23 Memorial Days ago I went home to perform a wedding for a widower and a widow — she was my dad’s sister. At the St. Matthew’s Mall I ducked into a Hallmark store to ask, “Do you have a greeting card that says, ‘To my aunt, whom I marry today?’” My one-liner was topped by the immediate reply, “Honey, not in this state”……. and I was in Kentucky!
44 years ago, when my brother proposed I marry him, I couldn’t in that state. I had to be an ordained minister. I had yet to complete four years of seminary education before approval by my denomination. However, I could assist my seminary professor who had legally married my sister back when he was our associate pastor. (You need a scorecard to keep up).

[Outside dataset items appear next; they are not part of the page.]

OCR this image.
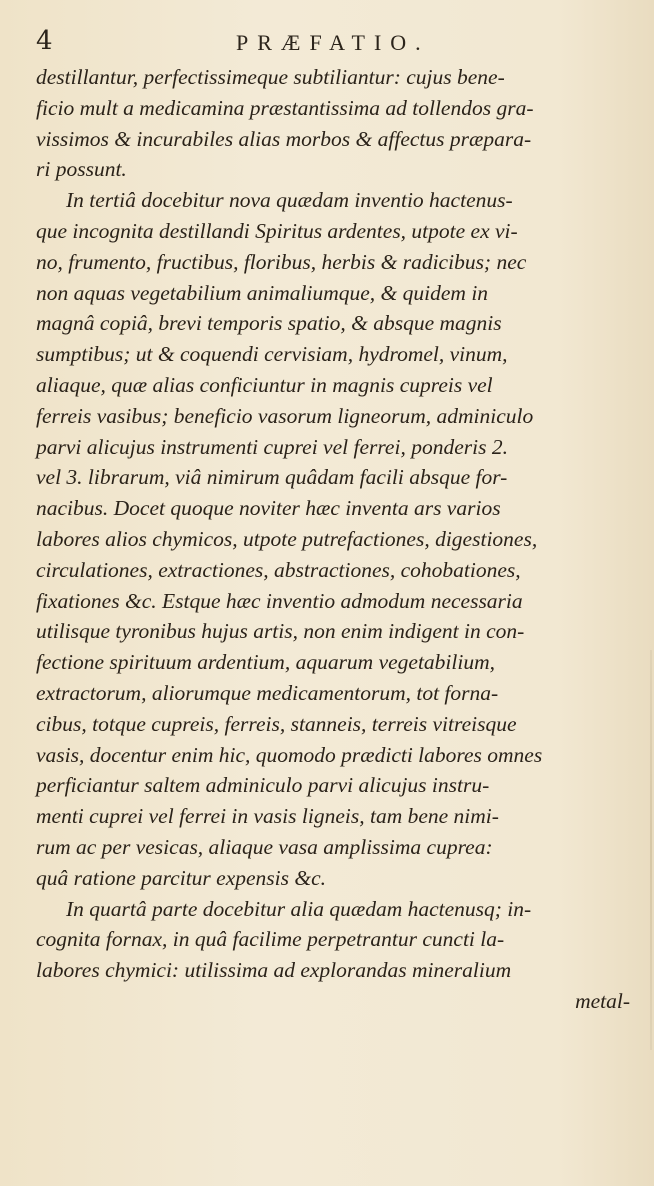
4	PRÆFATIO.
destillantur, perfectissimeque subtiliantur: cujus bene-
ficio mult a medicamina præstantissima ad tollendos gra-
vissimos & incurabiles alias morbos & affectus præpara-
ri possunt.
In tertiâ docebitur nova quædam inventio hactenus-
que incognita destillandi Spiritus ardentes, utpote ex vi-
no, frumento, fructibus, floribus, herbis & radicibus; nec
non aquas vegetabilium animaliumque, & quidem in
magnâ copiâ, brevi temporis spatio, & absque magnis
sumptibus; ut & coquendi cervisiam, hydromel, vinum,
aliaque, quæ alias conficiuntur in magnis cupreis vel
ferreis vasibus; beneficio vasorum ligneorum, adminiculo
parvi alicujus instrumenti cuprei vel ferrei, ponderis 2.
vel 3. librarum, viâ nimirum quâdam facili absque for-
nacibus. Docet quoque noviter hæc inventa ars varios
labores alios chymicos, utpote putrefactiones, digestiones,
circulationes, extractiones, abstractiones, cohobationes,
fixationes &c. Estque hæc inventio admodum necessaria
utilisque tyronibus hujus artis, non enim indigent in con-
fectione spirituum ardentium, aquarum vegetabilium,
extractorum, aliorumque medicamentorum, tot forna-
cibus, totque cupreis, ferreis, stanneis, terreis vitreisque
vasis, docentur enim hic, quomodo prædicti labores omnes
perficiantur saltem adminiculo parvi alicujus instru-
menti cuprei vel ferrei in vasis ligneis, tam bene nimi-
rum ac per vesicas, aliaque vasa amplissima cuprea:
quâ ratione parcitur expensis &c.
In quartâ parte docebitur alia quædam hactenusq; in-
cognita fornax, in quâ facilime perpetrantur cuncti la-
labores chymici: utilissima ad explorandas mineralium
metal-
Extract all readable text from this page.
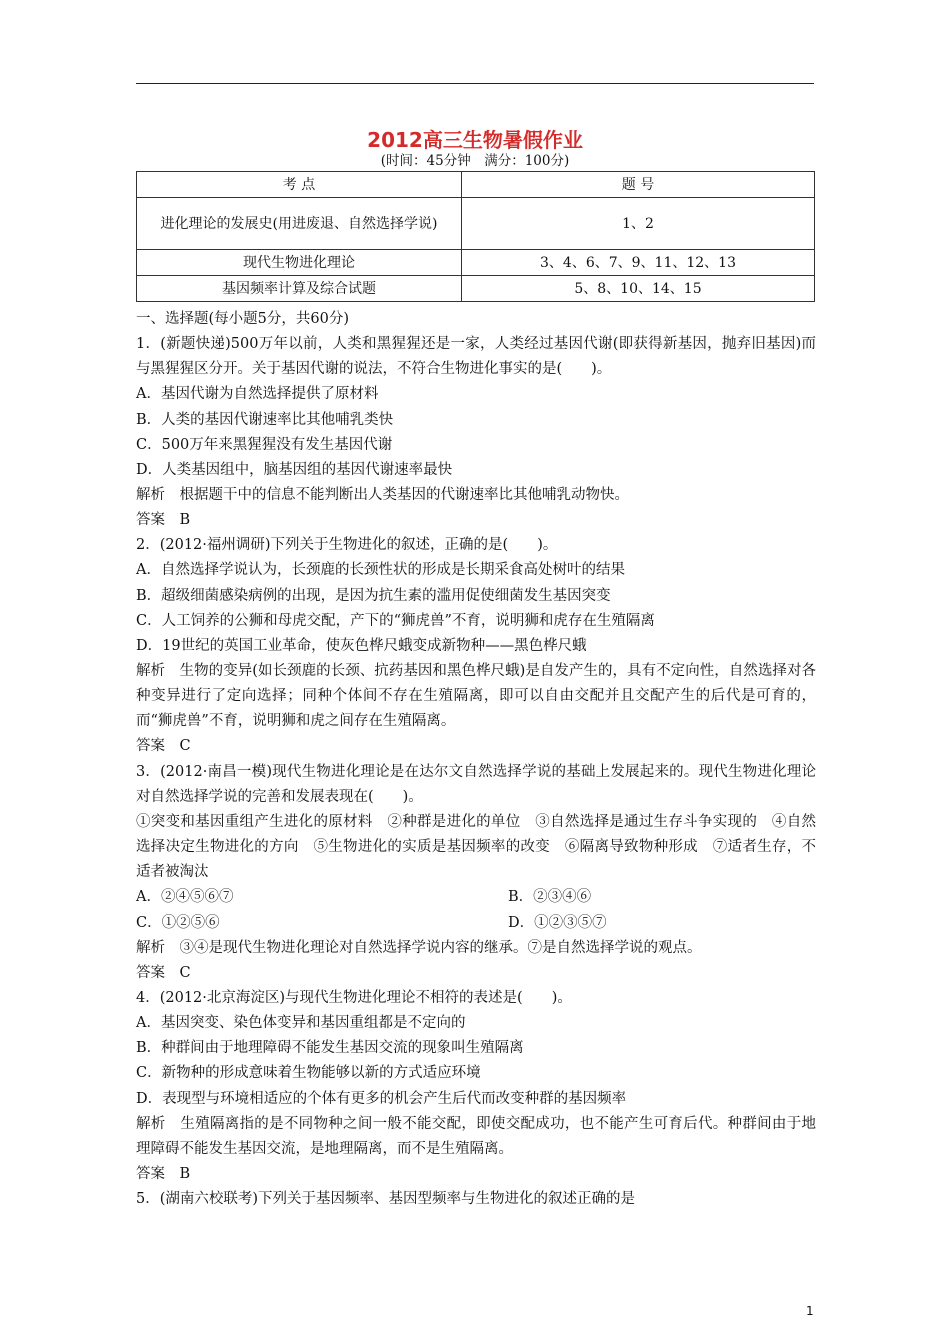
2012高三生物暑假作业
(时间：45分钟　满分：100分)
考 点	题 号
进化理论的发展史(用进废退、自然选择学说)	1、2
现代生物进化理论	3、4、6、7、9、11、12、13
基因频率计算及综合试题	5、8、10、14、15
一、选择题(每小题5分，共60分)
1．(新题快递)500万年以前，人类和黑猩猩还是一家，人类经过基因代谢(即获得新基因，抛弃旧基因)而与黑猩猩区分开。关于基因代谢的说法，不符合生物进化事实的是(　　)。
A．基因代谢为自然选择提供了原材料
B．人类的基因代谢速率比其他哺乳类快
C．500万年来黑猩猩没有发生基因代谢
D．人类基因组中，脑基因组的基因代谢速率最快
解析　根据题干中的信息不能判断出人类基因的代谢速率比其他哺乳动物快。
答案　B
2．(2012·福州调研)下列关于生物进化的叙述，正确的是(　　)。
A．自然选择学说认为，长颈鹿的长颈性状的形成是长期采食高处树叶的结果
B．超级细菌感染病例的出现，是因为抗生素的滥用促使细菌发生基因突变
C．人工饲养的公狮和母虎交配，产下的“狮虎兽”不育，说明狮和虎存在生殖隔离
D．19世纪的英国工业革命，使灰色桦尺蛾变成新物种——黑色桦尺蛾
解析　生物的变异(如长颈鹿的长颈、抗药基因和黑色桦尺蛾)是自发产生的，具有不定向性，自然选择对各种变异进行了定向选择；同种个体间不存在生殖隔离，即可以自由交配并且交配产生的后代是可育的，而“狮虎兽”不育，说明狮和虎之间存在生殖隔离。
答案　C
3．(2012·南昌一模)现代生物进化理论是在达尔文自然选择学说的基础上发展起来的。现代生物进化理论对自然选择学说的完善和发展表现在(　　)。
①突变和基因重组产生进化的原材料　②种群是进化的单位　③自然选择是通过生存斗争实现的　④自然选择决定生物进化的方向　⑤生物进化的实质是基因频率的改变　⑥隔离导致物种形成　⑦适者生存，不适者被淘汰
A．②④⑤⑥⑦	B．②③④⑥
C．①②⑤⑥	D．①②③⑤⑦
解析　③④是现代生物进化理论对自然选择学说内容的继承。⑦是自然选择学说的观点。
答案　C
4．(2012·北京海淀区)与现代生物进化理论不相符的表述是(　　)。
A．基因突变、染色体变异和基因重组都是不定向的
B．种群间由于地理障碍不能发生基因交流的现象叫生殖隔离
C．新物种的形成意味着生物能够以新的方式适应环境
D．表现型与环境相适应的个体有更多的机会产生后代而改变种群的基因频率
解析　生殖隔离指的是不同物种之间一般不能交配，即使交配成功，也不能产生可育后代。种群间由于地理障碍不能发生基因交流，是地理隔离，而不是生殖隔离。
答案　B
5．(湖南六校联考)下列关于基因频率、基因型频率与生物进化的叙述正确的是
1
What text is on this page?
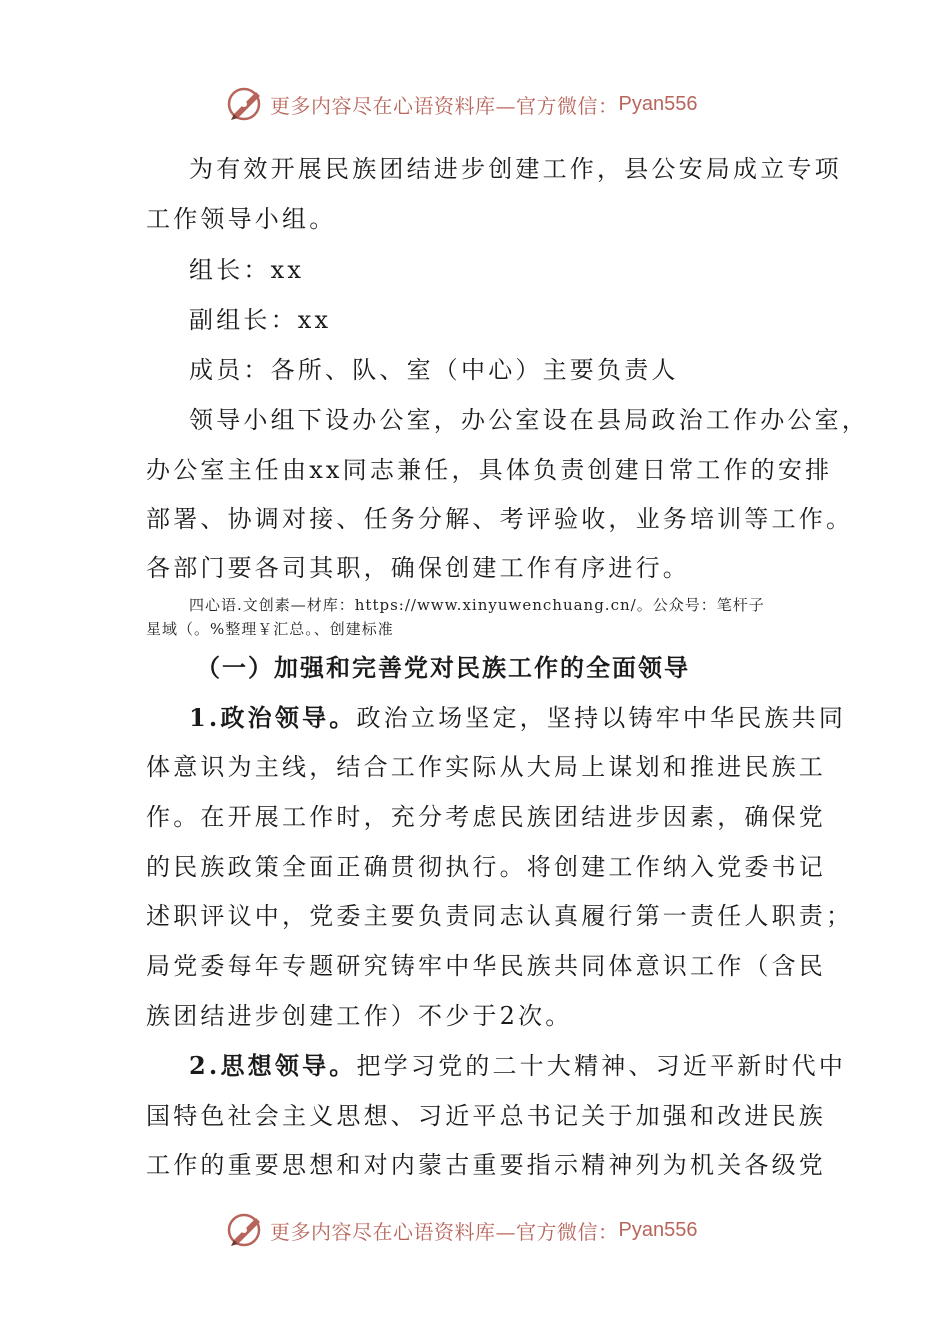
更多内容尽在心语资料库—官方微信： Pyan556
为有效开展民族团结进步创建工作，县公安局成立专项
工作领导小组。
组长：xx
副组长：xx
成员：各所、队、室（中心）主要负责人
领导小组下设办公室，办公室设在县局政治工作办公室，
办公室主任由xx同志兼任，具体负责创建日常工作的安排
部署、协调对接、任务分解、考评验收，业务培训等工作。
各部门要各司其职，确保创建工作有序进行。
四心语.文创素—材库：https://www.xinyuwenchuang.cn/。公众号：笔杆子
星域（。%整理￥汇总。、创建标准
（一）加强和完善党对民族工作的全面领导
1.政治领导。政治立场坚定，坚持以铸牢中华民族共同
体意识为主线，结合工作实际从大局上谋划和推进民族工
作。在开展工作时，充分考虑民族团结进步因素，确保党
的民族政策全面正确贯彻执行。将创建工作纳入党委书记
述职评议中，党委主要负责同志认真履行第一责任人职责；
局党委每年专题研究铸牢中华民族共同体意识工作（含民
族团结进步创建工作）不少于2次。
2.思想领导。把学习党的二十大精神、习近平新时代中
国特色社会主义思想、习近平总书记关于加强和改进民族
工作的重要思想和对内蒙古重要指示精神列为机关各级党
更多内容尽在心语资料库—官方微信： Pyan556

When I asked my mentor, “How much of the wedding can I do?” He replied, “As much as you want.” “Can I do the vows?” “They say their vows; you can lead them.” “Can I bless the rings?” “God blesses the rings; you can pray.”
“Is there anything I can’t do?” “Yes. You can’t say, ‘By the power vested in me by the laws of this state… because you ain’t got no power. I’ll say that.’”
Now anyone can get a state’s vested power to perform a wedding with a free online ordination certificate. You just pay $50 for the state’s credentials, or maybe a c-note for the deluxe package.
The hundreds of weddings I’ve performed had a mix of religious, social, and legal obligations. During my years of seeking marriage equality, I wondered if, separately, states could perform the legal side, any blessing could done by whatever religion, and the economy could influence the social aspects of a wedding.
Since 2014 I have my religion’s blessing, social encouragement, and the state’s vested power to equally perform same-sex weddings. Blind guides still have the right to refuse, but they don’t have the right to keep me from following God’s path. I pray my religious freedom isn’t taken away by those seeking to abuse their power to unvest mine.
How have the legal, social, and religious aspects of weddings affected your life? Where have you seen more attention placed on a wedding than on the (hopefully longer) marriage? Where do you see the positive millennial evolution of marriage in various societies?